Average dating time
They are starting to establish themselves in the working world, they are still maturing emotionally. If two people really love each other and are committed, why not wait a few years to get married?
Plus you can usually afford a better wedding and honeymoon. You have had “fun” as a young adult, established your independence socially and professionally, and you really know yourself better.
As illustrated above, the clear consensus in the open-ended responses in the participants to wait until the late 20s or early 30s before marrying fits with clear consensus in the literature. This will be her second marriage, the first divorce being filed less than 6 months after the wedding. I agree with this, however, my curiosity is about having children in this situation.
Author Danielle Crittenden warns that “by waiting and waiting and waiting to commit to someone, our capacity for love shrinks and withers.”** Crittenden's statement could apply well to the experience of diminishing returns when individuals pursue a series of dead-end relationships. What Our Mothers Didn't Tell Us: Why Happiness Eludes the Modern Woman. If women make it a goal to wait until age 30 to settle down, then wait an additional 3.5 years to get married, and THEN start having children, then they would be increasing their chance of birth defects.

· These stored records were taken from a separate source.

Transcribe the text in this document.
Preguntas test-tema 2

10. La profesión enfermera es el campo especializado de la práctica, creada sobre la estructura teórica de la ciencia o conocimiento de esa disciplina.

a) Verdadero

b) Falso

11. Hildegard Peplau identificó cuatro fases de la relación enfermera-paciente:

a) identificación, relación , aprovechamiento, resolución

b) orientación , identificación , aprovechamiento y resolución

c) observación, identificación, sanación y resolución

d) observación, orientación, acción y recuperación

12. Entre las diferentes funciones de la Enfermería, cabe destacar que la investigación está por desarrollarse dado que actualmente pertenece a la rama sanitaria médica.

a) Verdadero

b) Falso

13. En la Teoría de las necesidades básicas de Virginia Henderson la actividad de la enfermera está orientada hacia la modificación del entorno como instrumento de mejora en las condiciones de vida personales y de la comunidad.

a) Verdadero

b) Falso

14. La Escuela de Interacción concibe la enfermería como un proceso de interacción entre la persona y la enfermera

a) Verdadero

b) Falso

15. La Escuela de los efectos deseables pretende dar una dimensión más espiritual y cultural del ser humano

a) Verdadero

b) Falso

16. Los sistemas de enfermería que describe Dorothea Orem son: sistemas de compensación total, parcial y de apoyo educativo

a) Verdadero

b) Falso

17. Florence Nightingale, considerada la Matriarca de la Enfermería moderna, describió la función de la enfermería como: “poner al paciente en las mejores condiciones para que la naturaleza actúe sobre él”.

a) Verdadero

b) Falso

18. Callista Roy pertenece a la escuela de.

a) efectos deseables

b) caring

” Here are some representative answers to this question: • I believe you should not get married before your late 20s at the very earliest.
Any earlier, and both people are still figuring out who they are.

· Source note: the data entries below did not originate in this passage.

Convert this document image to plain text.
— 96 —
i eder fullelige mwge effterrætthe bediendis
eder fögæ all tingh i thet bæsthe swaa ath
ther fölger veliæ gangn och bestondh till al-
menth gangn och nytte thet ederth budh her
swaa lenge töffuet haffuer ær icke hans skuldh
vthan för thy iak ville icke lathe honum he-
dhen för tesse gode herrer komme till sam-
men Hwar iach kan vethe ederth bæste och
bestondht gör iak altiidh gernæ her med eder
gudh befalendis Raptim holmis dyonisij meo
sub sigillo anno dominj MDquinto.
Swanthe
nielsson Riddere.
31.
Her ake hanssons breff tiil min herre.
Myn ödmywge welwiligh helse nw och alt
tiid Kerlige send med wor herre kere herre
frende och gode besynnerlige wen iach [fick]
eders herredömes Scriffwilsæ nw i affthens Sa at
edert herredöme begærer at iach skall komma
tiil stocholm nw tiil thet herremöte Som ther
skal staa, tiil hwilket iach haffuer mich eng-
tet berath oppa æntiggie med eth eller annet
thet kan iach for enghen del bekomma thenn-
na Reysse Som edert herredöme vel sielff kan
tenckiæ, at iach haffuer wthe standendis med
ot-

”If your intention is to get engaged asap, we hope you live in the midwest and have dated 3.4 years.The average age of marriage across the United States for the same time period was 23.6 for women and 25.8 for men*, so the men and women in this sample were 3 to 3.5 years older on average at the time of marriage.I suppose the relatively high average age of marriage in the sample would explain a curious personal experience that I once had that has never been repeated at other weddings I’ve attended.• Your early 30s because people are more aware of what they want and have grown up—remaining independent and less likely to project unhappiness onto their partner.• I met my husband at a very young age, when we were both college sophomores, so to be honest I wasn't looking for anything like a life partner. "Recent Trends in Marital Disruption," Demography, 26, 41.